Still think that was weird having the alien's language as subtitles when they knew no one knew wtf they were saying....
I just figured out tonight why I couldn't understand a word! The theater I had gone to had the subtitles in a foreign language. :lol:
 
So Kate wants to see this and we are thinking about going today. Is it really any different then Dances With Wolves in space? I have a feeling it isn't.
 
So Kate wants to see this and we are thinking about going today. Is it really any different then Dances With Wolves in space? I have a feeling it isn't.

I don't know, because I haven't seen it, but its epic all the same.

Go with the 3D if possible. 👍
 
I don't know, because I haven't seen it, but its epic all the same.

Go with the 3D if possible. 👍

Basically a guy goes native and fights who he originally started with, in Dances with Wolves' case, the US Army. Reading the plot synopsis for Avatar is seems to be the same thing. I'll probably wait till it comes out on Blu-Ray, I don't really fancy spend $20 to see it.
 
I reckon you should, but thats me.

It is a great movie not really because of the plot, but because of the visuals, which are enhanced at the movies - and the 3D makes it even more epic. 👍
 
Eh visuals don't make a movie worth watching, especially if I'm going to drop $40 (Kate and I's tickets). It seems like that's all Hollywood does know is concentrate on making the movie look cool and forget thinks like plot, acting, character development, whatever. Actually maybe it's the entertainment industry as a whole.

I don't know, she had Xmas with some of her family last night so maybe she got a gift card to the theatre. If that's the case I'll go based on the fact that there aren't any other movies out worth going to see.
 
The plot isn't isn't great.

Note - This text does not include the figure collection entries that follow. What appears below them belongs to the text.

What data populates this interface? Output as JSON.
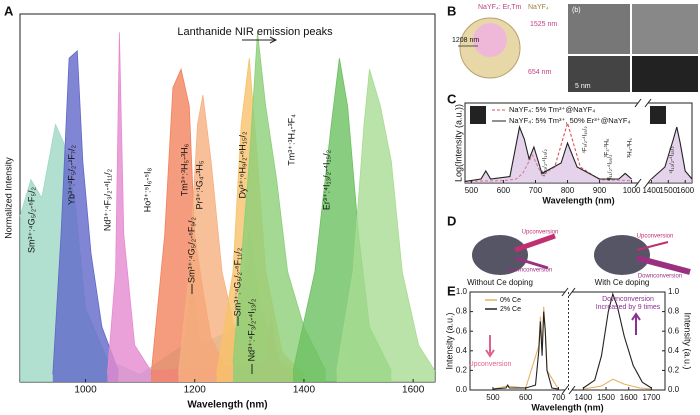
{
  "panel_letters": [
    "A",
    "B",
    "C",
    "D",
    "E"
  ],
  "chart_data": [
    {
      "type": "area",
      "title": "Lanthanide NIR emission peaks",
      "xlabel": "Wavelength (nm)",
      "ylabel": "Normalized Intensity",
      "xlim": [
        880,
        1640
      ],
      "xticks": [
        1000,
        1200,
        1400,
        1600
      ],
      "ylim": [
        0,
        1
      ],
      "series": [
        {
          "name": "Sm³⁺:⁴G₅/₂-⁶F₅/₂",
          "color": "#9fd8c4",
          "x": [
            880,
            900,
            920,
            945,
            960,
            980,
            1000,
            1040,
            1100,
            1180,
            1195,
            1210,
            1280,
            1300,
            1320,
            1360,
            1400
          ],
          "values": [
            0.45,
            0.55,
            0.5,
            0.7,
            0.65,
            0.5,
            0.2,
            0.06,
            0.02,
            0.1,
            0.28,
            0.1,
            0.15,
            0.42,
            0.2,
            0.05,
            0.02
          ]
        },
        {
          "name": "Yb³⁺:²F₅/₂-²F₇/₂",
          "color": "#6068c8",
          "x": [
            940,
            955,
            970,
            985,
            995,
            1010,
            1030,
            1060
          ],
          "values": [
            0.02,
            0.4,
            0.88,
            0.9,
            0.6,
            0.35,
            0.15,
            0.03
          ]
        },
        {
          "name": "Nd³⁺:⁴F₃/₂-⁴I₁₁/₂",
          "color": "#e58ad0",
          "x": [
            1040,
            1055,
            1062,
            1070,
            1090,
            1120,
            1330,
            1340,
            1350,
            1380
          ],
          "values": [
            0.02,
            0.3,
            0.95,
            0.4,
            0.1,
            0.03,
            0.05,
            0.18,
            0.06,
            0.02
          ]
        },
        {
          "name": "Ho³⁺:⁵I₆-⁵I₈",
          "color": "#f2825e",
          "x": [
            1120,
            1145,
            1160,
            1175,
            1190,
            1200,
            1215,
            1230,
            1260
          ],
          "values": [
            0.02,
            0.4,
            0.8,
            0.85,
            0.75,
            0.4,
            0.25,
            0.12,
            0.03
          ]
        },
        {
          "name": "Tm³⁺:³H₅-³H₆",
          "color": "#f6b080",
          "x": [
            1170,
            1190,
            1205,
            1215,
            1230,
            1250,
            1280,
            1320
          ],
          "values": [
            0.02,
            0.3,
            0.7,
            0.78,
            0.6,
            0.3,
            0.1,
            0.02
          ]
        },
        {
          "name": "Pr³⁺:¹G₄-³H₅",
          "color": "#f7c26a",
          "x": [
            1240,
            1270,
            1285,
            1300,
            1315,
            1330,
            1360,
            1400
          ],
          "values": [
            0.02,
            0.3,
            0.7,
            0.88,
            0.6,
            0.3,
            0.08,
            0.02
          ]
        },
        {
          "name": "Dy³⁺:⁶H₉/₂-⁶H₁₅/₂",
          "color": "#8ccf78",
          "x": [
            1270,
            1300,
            1315,
            1330,
            1350,
            1370,
            1400,
            1440
          ],
          "values": [
            0.05,
            0.6,
            0.95,
            0.75,
            0.55,
            0.3,
            0.15,
            0.03
          ]
        },
        {
          "name": "Tm³⁺:³H₄-³F₄",
          "color": "#6cc062",
          "x": [
            1380,
            1420,
            1450,
            1465,
            1480,
            1500,
            1520,
            1560
          ],
          "values": [
            0.03,
            0.3,
            0.7,
            0.88,
            0.75,
            0.4,
            0.15,
            0.03
          ]
        },
        {
          "name": "Er³⁺:⁴I₁₃/₂-⁴I₁₅/₂",
          "color": "#a8dc92",
          "x": [
            1460,
            1490,
            1510,
            1520,
            1540,
            1560,
            1580,
            1610,
            1640
          ],
          "values": [
            0.03,
            0.3,
            0.7,
            0.85,
            0.75,
            0.6,
            0.3,
            0.1,
            0.03
          ]
        }
      ],
      "annotations": [
        "Sm³⁺:⁴G₅/₂-⁶F₉/₂",
        "Sm³⁺:⁴G₅/₂-⁶F₁₁/₂",
        "Nd³⁺:⁴F₃/₂-⁴I₁₃/₂"
      ]
    },
    {
      "type": "line",
      "xlabel": "Wavelength (nm)",
      "ylabel": "Log(Intensity (a.u.))",
      "xlim": [
        480,
        1640
      ],
      "xbreak": [
        1020,
        1380
      ],
      "xticks": [
        500,
        600,
        700,
        800,
        900,
        1000,
        1400,
        1500,
        1600
      ],
      "ylim": [
        0,
        1
      ],
      "series": [
        {
          "name": "NaYF₄: 5% Tm³⁺@NaYF₄",
          "color": "#e0505a",
          "dash": true,
          "x": [
            480,
            600,
            640,
            660,
            690,
            720,
            760,
            800,
            840,
            900,
            1000
          ],
          "values": [
            0.02,
            0.03,
            0.05,
            0.12,
            0.35,
            0.1,
            0.2,
            0.75,
            0.2,
            0.04,
            0.03
          ]
        },
        {
          "name": "NaYF₄: 5% Tm³⁺, 50% Er³⁺@NaYF₄",
          "color": "#222222",
          "dash": false,
          "x": [
            480,
            530,
            545,
            560,
            620,
            650,
            665,
            680,
            695,
            720,
            780,
            800,
            830,
            900,
            960,
            980,
            1000,
            1200,
            1400,
            1480,
            1530,
            1550,
            1570,
            1600,
            1640
          ],
          "values": [
            0.02,
            0.05,
            0.15,
            0.05,
            0.08,
            0.7,
            0.55,
            0.3,
            0.45,
            0.12,
            0.25,
            0.5,
            0.2,
            0.05,
            0.05,
            0.12,
            0.05,
            null,
            0.05,
            0.2,
            0.55,
            0.7,
            0.5,
            0.15,
            0.05
          ]
        }
      ],
      "annotations": [
        "⁴S₃/₂-⁴I₁₅/₂",
        "⁴F₉/₂-⁴I₁₅/₂",
        "³F₃-³H₆",
        "³H₄-³H₆",
        "⁴I₁₁/₂-⁴I₁₅/₂",
        "⁴I₁₃/₂-⁴I₁₅/₂"
      ]
    },
    {
      "type": "line",
      "xlabel": "Wavelength (nm)",
      "ylabel": "Intensity (a.u.)",
      "y2label": "Intensity (a.u.)",
      "xlim": [
        430,
        1760
      ],
      "xbreak": [
        720,
        1350
      ],
      "xticks": [
        500,
        600,
        700,
        1400,
        1500,
        1600,
        1700
      ],
      "ylim": [
        0,
        1
      ],
      "yticks": [
        {
          "value": 0,
          "label": "0.0"
        },
        {
          "value": 0.2,
          "label": "0.2"
        },
        {
          "value": 0.4,
          "label": "0.4"
        },
        {
          "value": 0.6,
          "label": "0.6"
        },
        {
          "value": 0.8,
          "label": "0.8"
        },
        {
          "value": 1,
          "label": "1.0"
        }
      ],
      "y2lim": [
        0,
        1
      ],
      "y2ticks": [
        {
          "value": 0,
          "label": "0.0"
        },
        {
          "value": 0.2,
          "label": "0.2"
        },
        {
          "value": 0.4,
          "label": "0.4"
        },
        {
          "value": 0.6,
          "label": "0.6"
        },
        {
          "value": 0.8,
          "label": "0.8"
        },
        {
          "value": 1,
          "label": "1.0"
        }
      ],
      "series": [
        {
          "name": "0% Ce",
          "color": "#e8b060",
          "dash": false,
          "x": [
            500,
            545,
            600,
            640,
            645,
            650,
            655,
            660,
            665,
            700,
            1000,
            1400,
            1480,
            1530,
            1580,
            1650,
            1700
          ],
          "values": [
            0.01,
            0.04,
            0.02,
            0.45,
            0.75,
            0.4,
            0.85,
            0.6,
            0.2,
            0.01,
            null,
            0.01,
            0.04,
            0.11,
            0.06,
            0.02,
            0.01
          ]
        },
        {
          "name": "2% Ce",
          "color": "#222222",
          "dash": false,
          "x": [
            500,
            540,
            545,
            550,
            600,
            630,
            640,
            645,
            650,
            655,
            660,
            665,
            680,
            700,
            1000,
            1400,
            1450,
            1480,
            1510,
            1530,
            1550,
            1580,
            1620,
            1660,
            1700
          ],
          "values": [
            0.01,
            0.02,
            0.05,
            0.02,
            0.02,
            0.05,
            0.4,
            0.7,
            0.35,
            0.8,
            0.6,
            0.2,
            0.02,
            0.01,
            null,
            0.02,
            0.1,
            0.35,
            0.8,
            0.98,
            0.85,
            0.55,
            0.25,
            0.08,
            0.02
          ]
        }
      ],
      "annotations": [
        "Upconversion",
        "Downconversion",
        "Increased by 9 times"
      ]
    }
  ],
  "diagram_b": {
    "labels": [
      "NaYF₄: Er,Tm",
      "NaYF₄",
      "1525 nm",
      "1208 nm",
      "654 nm",
      "(b)",
      "5 nm"
    ]
  },
  "diagram_d": {
    "labels": [
      "Without Ce doping",
      "With Ce doping",
      "Upconversion",
      "Downconversion",
      "Upconversion",
      "Downconversion"
    ]
  }
}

It isn't paint-by-numbers bad, either. People go on and on about the weak plot because the visuals are so great that the plot fails to live up to them. The plot hardly matters. The direction itself is good. The action sequences are fantastic, and the story moves along at a good clip.

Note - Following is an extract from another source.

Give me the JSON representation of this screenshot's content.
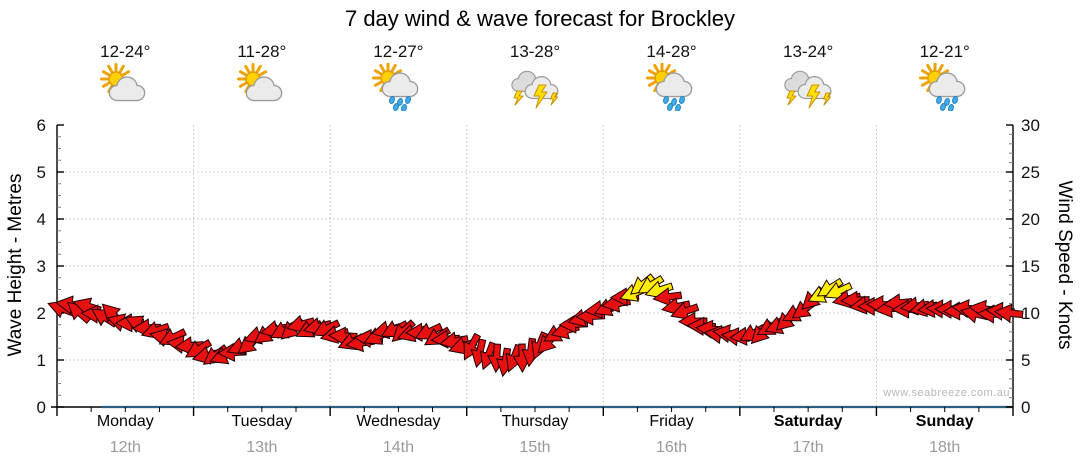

And unlike Dances with Wolves, I didn't fall asleep halfway through. (oh yes, it was supposed to be a great movie, but it was too bloody long and talky for a young teenager to actually enjoy back when it was released) :lol:
 
Basically a guy goes native and fights who he originally started with, in Dances with Wolves' case, the US Army. Reading the plot synopsis for Avatar is seems to be the same thing. I'll probably wait till it comes out on Blu-Ray, I don't really fancy spend $20 to see it.
This describes about half the action genre, including District 9. It allows room for character development that the audience sees and creates a battle against great odds.
 
We went and watched the 2d version of this movie on Saturday. I can honestly say this is easily one of the best movies I have watched in years. Just phenomenal!! 👍👍 I will be buying a PS3 again when Avatar comes out for sure just to see this in blu ray. I cant wait to see it in 3D.
 
I just got back from watching The Last Return of the Princess Mononoke, I mean Avatar!

Entirely predictable, but mostly because I have seen so many movies that I can tell when something is shown early on for the purpose of making its appearance later work.

Thoroughly enjoyable, although I saw the english version with Japanese subtitles so when the natives spoke their language it was subbed in Japanese.

Will definitely have to watch it again. It is quite a spectacle for sure!